Add the big surplus to to Murphy’s robust pension payments, and Sweeney is showing new respect.

“We disagreed on a lot, but I always talked about making full pension payments as a game-changer, and he did that,” Sweeney says. “Sometimes it’s better to be lucky than to be good. And we are so lucky. You pray for this stuff, and then it happened. So, the point is not to squander it. Don’t go crazy. That’s all I’m saying.”

The Legislature doesn’t do the kind of long-range fiscal planning that Sweeney’s think-tank has done. It plans a single year ahead, and the crisis that both Murphy and Sweeney’s think-tank foresee won’t hit us hard for a few years, perhaps after the 2023 election.

Every piece of the perfect storm that brought us here is about to flip. The federal money is drying up. The stock market is dropping. Interest rates are rising. The housing market is finally slowing. And inflation has reached 8 percent.

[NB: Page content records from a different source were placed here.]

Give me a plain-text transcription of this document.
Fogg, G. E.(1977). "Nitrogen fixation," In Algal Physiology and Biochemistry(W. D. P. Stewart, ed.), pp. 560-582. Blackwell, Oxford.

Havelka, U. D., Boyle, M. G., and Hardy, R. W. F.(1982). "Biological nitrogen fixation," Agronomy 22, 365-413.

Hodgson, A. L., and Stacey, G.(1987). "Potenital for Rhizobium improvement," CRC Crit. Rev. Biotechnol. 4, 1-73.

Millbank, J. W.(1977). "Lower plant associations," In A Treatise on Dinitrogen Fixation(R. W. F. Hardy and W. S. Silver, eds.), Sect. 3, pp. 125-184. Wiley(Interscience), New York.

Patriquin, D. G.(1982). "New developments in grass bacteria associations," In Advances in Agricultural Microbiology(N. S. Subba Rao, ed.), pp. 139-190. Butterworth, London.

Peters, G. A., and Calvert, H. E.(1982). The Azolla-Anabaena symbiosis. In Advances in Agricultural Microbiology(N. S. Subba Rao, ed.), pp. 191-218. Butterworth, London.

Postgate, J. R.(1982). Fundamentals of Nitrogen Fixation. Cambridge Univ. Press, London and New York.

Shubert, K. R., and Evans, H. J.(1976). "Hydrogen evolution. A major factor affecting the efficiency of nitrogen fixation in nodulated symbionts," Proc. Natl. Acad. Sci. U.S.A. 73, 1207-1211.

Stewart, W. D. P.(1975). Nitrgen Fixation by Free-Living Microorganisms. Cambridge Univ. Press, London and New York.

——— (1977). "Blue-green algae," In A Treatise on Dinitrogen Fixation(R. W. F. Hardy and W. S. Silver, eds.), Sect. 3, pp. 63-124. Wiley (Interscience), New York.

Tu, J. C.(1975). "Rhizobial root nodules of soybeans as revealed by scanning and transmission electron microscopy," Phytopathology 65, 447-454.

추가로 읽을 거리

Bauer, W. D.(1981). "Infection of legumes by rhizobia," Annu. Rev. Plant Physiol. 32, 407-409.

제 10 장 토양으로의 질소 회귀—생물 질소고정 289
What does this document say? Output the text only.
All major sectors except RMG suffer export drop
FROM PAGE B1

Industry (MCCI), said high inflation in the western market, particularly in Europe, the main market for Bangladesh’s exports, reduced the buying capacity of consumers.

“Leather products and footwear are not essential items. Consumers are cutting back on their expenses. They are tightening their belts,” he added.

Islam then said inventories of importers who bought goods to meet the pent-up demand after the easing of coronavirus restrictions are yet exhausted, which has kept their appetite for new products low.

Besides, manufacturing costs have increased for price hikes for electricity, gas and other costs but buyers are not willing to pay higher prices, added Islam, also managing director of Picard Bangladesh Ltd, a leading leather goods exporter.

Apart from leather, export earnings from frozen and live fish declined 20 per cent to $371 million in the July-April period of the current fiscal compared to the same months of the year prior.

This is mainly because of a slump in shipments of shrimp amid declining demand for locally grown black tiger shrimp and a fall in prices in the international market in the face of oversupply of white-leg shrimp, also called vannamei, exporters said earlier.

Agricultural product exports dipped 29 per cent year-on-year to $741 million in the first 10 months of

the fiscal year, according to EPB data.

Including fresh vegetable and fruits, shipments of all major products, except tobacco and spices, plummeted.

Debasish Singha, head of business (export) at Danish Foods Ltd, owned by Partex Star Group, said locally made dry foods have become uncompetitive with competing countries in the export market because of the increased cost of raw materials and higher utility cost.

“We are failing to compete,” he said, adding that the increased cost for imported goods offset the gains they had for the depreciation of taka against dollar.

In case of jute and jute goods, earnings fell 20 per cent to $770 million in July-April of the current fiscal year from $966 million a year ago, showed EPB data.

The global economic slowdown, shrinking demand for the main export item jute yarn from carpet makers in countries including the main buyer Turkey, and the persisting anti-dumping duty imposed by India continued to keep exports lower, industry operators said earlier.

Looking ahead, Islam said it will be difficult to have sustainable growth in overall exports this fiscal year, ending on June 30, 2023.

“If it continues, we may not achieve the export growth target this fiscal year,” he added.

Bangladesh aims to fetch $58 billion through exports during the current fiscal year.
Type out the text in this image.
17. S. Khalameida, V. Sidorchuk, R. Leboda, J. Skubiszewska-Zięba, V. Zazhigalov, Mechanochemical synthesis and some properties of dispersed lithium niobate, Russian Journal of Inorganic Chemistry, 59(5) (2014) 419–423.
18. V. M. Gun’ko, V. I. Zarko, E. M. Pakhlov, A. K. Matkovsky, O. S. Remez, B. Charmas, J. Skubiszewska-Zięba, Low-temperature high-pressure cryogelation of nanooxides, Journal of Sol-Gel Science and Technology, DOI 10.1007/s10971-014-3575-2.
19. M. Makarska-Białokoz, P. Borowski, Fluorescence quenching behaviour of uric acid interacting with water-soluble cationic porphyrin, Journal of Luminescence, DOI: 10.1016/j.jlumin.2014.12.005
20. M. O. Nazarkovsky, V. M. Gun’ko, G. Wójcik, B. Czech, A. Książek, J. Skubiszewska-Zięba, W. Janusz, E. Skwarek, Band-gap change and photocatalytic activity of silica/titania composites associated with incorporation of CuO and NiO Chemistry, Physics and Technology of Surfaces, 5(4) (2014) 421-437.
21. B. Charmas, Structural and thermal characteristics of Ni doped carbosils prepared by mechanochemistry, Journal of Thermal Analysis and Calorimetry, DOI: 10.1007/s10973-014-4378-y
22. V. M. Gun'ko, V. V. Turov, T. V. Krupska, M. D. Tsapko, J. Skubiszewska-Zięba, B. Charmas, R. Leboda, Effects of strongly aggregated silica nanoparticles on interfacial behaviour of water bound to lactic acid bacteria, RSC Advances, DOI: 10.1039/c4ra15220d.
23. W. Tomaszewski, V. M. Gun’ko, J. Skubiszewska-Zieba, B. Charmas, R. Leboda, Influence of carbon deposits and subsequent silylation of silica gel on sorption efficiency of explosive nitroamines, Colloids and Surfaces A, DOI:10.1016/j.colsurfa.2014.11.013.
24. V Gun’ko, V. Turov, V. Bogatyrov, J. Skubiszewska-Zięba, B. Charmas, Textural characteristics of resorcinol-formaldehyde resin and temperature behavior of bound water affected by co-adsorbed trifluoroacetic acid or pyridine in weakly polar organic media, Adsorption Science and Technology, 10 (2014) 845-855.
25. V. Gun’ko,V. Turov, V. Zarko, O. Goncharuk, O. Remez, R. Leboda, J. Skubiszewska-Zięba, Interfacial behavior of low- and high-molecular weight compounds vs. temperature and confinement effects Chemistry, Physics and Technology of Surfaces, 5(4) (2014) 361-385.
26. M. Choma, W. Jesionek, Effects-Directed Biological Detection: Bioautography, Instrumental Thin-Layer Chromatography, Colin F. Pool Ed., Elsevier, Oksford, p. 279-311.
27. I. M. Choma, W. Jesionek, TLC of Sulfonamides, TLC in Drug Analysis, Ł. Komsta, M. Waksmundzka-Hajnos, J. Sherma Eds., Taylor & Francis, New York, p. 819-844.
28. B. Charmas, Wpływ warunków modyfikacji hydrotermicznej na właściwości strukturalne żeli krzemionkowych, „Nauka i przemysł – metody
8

So, enjoy the moment. But understand that it can’t last.

History tells us how the Legislature will deal with a downturn: Cut property tax credits, pinch money for schools and hospitals, and allow the state government’s core capacity to rot by leaving agencies with ancient computers and skeletal staffs. That’s why so many people couldn’t get unemployment checks or driver’s licenses during the pandemic. Tending to those nuts and bolts is not sexy, and yields little political benefit.

A big surplus could save the day, just as a family’s savings can in tough times. But the first job is to see it coming by expanding our horizon from one year to five. Sweeney’s think-tank is doing that now, as the Legislatures in 30 other states already do. But not in New Jersey.

For Sweeney, this role as head of a think tank is something new, born of his shocking loss in November’s red-wave election. Some will dismiss it as a political move, a way to stay in the game until he runs for governor in 2025, a possibility he is considering. That may be true, but it’s also cynical, given his long record of trying to fix the state’s finances.

And for now, the question is not what motivates him. The question is whether he’s right or wrong to urge restraint, and take this longer view. To me, the answer is obvious.